The SRS also consists of 'bomb appraisal officers' whose role is to undertake initial assessments of IEDs, and tactical flight officers whose responsibilities include providing situational awareness for responders on the ground.

In March 2024 it was announced that the SRS would be a part of an increased presence in Rundle Mall shopping precinct to deter shoplifters following a series of violent incidents.

== Recruitment and training ==

181 applicants from police serving members were assessed by Aptitude Assessment Centre, and 81 applicants were shortlisted to progress to a basic skills course, which enabled them to apply for a position at the SRC. The duration of the training was two days for aptitude and fitness assessment and six weeks of job-specific training. The unit completed intensive training in tactics traditionally only provided by STAR Group. Training included enhanced first aid training, communication skills, weapon handling, tactical shooting and movement as well as techniques utilised to de-escalate situations. The training is above the level of general duties, but not at the same level as STAR Group Operations.

The police initiated programs to remove bias and barriers for women, and has encouraged women to apply for specialist units. A target was set to engage women at 31% of training participants for the SRS, although the course only attained 20% participation by women.

== Equipment ==
SRS officers carry the following equipment:

- AR-15 style rifle
- Ballistic vest
- Handgun
- Taser
- Pepper spray
- Baton
- Combat helmet
- Radio

SRS officers are also supported in frontline duties by drones.

== Criticisms ==

After announcing the SRS unit, the police received public backlash including an online petition amid fears of an American-style gun culture.

The establishment of unit has been criticised as being "security theatre" and part of a broader militarisation of the police and a "police-industrial complex". The timing of the establishment has also been criticised in relation to the Black Lives Matter movement and the murder of George Floyd just two months prior, drawing concerns about the role of the police and deadly force used against BIPOC communities

Author and critic Ben Brooker has been outspoken about the SRS, stating:

the problem we have now is a sort of a Maslows Hammer problem, the idea that to a man with a hammer everything looks like a nail.
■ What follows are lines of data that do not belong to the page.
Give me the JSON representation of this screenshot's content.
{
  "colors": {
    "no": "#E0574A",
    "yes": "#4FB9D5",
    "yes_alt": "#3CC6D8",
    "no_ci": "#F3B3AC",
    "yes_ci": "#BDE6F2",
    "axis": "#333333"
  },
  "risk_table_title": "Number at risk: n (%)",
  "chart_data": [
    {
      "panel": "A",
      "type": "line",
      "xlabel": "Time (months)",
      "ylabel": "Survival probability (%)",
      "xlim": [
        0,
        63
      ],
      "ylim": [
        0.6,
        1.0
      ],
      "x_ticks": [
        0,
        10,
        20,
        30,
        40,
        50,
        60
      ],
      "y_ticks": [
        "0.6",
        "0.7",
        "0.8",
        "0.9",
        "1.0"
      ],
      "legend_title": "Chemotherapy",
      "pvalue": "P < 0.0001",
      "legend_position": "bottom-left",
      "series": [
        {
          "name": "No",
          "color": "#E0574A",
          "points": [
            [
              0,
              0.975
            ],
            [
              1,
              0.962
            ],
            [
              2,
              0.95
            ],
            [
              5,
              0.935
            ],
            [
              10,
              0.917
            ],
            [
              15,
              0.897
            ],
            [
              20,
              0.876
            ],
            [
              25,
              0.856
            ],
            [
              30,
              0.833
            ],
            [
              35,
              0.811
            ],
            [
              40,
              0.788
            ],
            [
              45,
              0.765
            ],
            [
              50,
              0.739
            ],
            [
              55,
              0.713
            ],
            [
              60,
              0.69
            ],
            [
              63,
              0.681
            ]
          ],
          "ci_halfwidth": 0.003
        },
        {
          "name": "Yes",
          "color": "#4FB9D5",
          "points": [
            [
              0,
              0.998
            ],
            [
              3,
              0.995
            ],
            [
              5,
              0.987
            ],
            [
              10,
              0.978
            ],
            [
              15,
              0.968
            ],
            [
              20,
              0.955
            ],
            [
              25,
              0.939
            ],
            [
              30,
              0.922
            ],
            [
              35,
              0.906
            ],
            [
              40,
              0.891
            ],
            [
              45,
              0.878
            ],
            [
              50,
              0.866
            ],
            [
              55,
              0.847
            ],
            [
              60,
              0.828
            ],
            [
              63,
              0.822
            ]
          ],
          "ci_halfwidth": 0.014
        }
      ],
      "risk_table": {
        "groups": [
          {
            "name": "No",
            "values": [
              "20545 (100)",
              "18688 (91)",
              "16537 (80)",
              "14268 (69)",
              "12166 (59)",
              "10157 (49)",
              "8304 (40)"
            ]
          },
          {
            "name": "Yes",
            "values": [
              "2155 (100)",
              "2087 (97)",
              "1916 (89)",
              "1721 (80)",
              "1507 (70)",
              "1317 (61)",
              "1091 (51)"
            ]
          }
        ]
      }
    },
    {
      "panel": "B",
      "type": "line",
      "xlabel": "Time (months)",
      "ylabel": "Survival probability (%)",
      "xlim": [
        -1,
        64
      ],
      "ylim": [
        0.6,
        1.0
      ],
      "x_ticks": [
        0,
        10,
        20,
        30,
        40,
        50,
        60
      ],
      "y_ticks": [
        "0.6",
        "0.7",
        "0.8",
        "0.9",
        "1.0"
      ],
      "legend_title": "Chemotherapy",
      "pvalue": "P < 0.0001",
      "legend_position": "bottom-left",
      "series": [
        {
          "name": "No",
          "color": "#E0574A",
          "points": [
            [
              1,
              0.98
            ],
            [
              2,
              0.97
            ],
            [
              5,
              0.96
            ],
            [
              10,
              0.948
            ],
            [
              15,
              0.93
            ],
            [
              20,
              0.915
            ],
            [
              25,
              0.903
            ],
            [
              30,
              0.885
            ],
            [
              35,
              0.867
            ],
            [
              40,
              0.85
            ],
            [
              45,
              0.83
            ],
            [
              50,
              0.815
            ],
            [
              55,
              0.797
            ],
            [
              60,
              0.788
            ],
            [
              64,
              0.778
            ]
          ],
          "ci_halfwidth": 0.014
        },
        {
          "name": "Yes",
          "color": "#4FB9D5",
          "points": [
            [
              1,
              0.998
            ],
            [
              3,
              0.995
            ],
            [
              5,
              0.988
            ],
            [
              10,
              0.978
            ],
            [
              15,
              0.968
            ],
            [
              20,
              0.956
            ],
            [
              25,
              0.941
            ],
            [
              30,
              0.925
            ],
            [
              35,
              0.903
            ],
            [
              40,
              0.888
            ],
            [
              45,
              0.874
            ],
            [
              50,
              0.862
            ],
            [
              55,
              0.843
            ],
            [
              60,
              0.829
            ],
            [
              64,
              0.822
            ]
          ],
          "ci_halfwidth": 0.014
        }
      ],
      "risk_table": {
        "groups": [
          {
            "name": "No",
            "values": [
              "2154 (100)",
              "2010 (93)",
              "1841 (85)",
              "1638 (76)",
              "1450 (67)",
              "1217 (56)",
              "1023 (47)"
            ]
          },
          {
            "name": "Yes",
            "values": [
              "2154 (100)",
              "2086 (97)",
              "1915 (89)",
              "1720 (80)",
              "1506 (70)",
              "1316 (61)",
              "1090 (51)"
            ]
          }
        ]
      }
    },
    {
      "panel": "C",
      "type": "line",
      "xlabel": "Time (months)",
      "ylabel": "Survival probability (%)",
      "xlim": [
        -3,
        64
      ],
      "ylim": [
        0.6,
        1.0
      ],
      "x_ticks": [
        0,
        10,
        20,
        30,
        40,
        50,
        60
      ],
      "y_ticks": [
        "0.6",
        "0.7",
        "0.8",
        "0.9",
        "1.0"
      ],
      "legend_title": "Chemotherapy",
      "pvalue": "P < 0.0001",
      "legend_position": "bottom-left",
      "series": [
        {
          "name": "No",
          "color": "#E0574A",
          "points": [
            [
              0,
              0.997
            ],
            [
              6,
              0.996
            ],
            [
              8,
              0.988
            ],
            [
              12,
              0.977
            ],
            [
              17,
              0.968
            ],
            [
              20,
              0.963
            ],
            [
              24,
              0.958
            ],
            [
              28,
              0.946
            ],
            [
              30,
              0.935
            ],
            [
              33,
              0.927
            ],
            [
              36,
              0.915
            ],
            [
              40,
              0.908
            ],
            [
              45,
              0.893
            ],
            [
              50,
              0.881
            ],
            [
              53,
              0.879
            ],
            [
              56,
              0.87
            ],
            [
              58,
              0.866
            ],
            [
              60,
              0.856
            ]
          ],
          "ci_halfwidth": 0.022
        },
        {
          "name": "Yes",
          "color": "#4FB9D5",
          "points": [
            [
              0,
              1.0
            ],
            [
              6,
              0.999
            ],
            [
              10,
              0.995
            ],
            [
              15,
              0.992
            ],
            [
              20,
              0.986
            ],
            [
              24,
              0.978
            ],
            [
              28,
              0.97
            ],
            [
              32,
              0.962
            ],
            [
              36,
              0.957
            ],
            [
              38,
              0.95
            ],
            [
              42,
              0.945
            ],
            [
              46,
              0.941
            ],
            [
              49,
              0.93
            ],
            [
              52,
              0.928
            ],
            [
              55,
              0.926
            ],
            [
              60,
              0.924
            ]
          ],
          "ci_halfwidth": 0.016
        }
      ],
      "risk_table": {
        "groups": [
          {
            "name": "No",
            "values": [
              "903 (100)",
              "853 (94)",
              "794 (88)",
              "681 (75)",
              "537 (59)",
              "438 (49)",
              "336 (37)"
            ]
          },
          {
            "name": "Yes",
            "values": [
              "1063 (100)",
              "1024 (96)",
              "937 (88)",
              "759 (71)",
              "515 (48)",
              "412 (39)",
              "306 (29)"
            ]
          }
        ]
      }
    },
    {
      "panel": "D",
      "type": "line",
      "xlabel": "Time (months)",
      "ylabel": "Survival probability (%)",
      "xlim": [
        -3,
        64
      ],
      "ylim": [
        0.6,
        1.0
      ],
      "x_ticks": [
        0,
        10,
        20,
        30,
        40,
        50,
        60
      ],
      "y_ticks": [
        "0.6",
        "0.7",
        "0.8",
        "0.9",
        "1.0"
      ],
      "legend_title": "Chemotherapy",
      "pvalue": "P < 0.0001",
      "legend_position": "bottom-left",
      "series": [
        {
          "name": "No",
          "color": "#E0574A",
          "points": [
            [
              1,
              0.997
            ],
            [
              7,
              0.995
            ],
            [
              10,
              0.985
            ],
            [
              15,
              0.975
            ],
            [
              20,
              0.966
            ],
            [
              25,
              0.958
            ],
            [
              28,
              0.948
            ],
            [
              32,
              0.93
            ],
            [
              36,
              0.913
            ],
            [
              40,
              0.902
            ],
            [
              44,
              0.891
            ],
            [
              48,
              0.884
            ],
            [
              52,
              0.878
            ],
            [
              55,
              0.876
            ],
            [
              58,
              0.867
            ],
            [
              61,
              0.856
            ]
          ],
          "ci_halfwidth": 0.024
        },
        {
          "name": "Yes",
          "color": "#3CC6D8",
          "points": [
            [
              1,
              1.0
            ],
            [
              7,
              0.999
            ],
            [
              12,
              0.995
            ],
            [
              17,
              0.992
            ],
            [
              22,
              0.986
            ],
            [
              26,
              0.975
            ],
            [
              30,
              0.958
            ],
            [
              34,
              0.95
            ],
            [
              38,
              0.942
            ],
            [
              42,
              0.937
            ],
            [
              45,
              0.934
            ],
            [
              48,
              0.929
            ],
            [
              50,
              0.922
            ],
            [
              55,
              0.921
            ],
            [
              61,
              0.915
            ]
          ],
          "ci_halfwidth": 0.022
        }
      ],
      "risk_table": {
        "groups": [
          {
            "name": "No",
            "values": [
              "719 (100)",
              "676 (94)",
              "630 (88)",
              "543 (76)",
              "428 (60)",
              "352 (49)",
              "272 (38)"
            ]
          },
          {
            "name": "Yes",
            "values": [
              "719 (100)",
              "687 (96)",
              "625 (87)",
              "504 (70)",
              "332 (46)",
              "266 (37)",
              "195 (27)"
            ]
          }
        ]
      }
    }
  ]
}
So I think now, the fear now, or the danger now is that because we have these incredibly highly armed police responding to situations that are potentially not terrorist situations at all there is this kind of danger of escalations into violence where it need not happen.Other notable critics include international security analyst David J. Olney, whose criticism primarily focused on the lack of community consultation and appropriate communication strategies prior to the SRS's establishment, as “a real failure of messaging”, and a "total lack of information that we’ve been provided from the people who should have provided it".

Gill Hicks, AM MBE FRSA, founder of the London-based not-for-profit M.A.D for Peace reflected on Security Response Section to the Adelaide Podcast with the statmenet:I think at a time when people are suffering from the threat of an untreatably deadly virus of great uncertainty in life, work, finances, the last thing the public psyche needs is an added heavy edition. It’s not how we live, especially in Australia, SA.Within months of its deployment, Brooker in Overland magazine reported that there had been anecdotal reports of SRS officers harassing homeless people, patrolling shopping centres in low-income areas, and hanging around domestic violence shelters.

On 9 September 2020, Greens MLC Tammy Franks moved a motion in the South Australian Parliament "[noting] the significant concerns of many South Australians regarding the arrangements of the new SAPOL Security Response Section (SRS) and [calling] for a public community consultation process on this matter."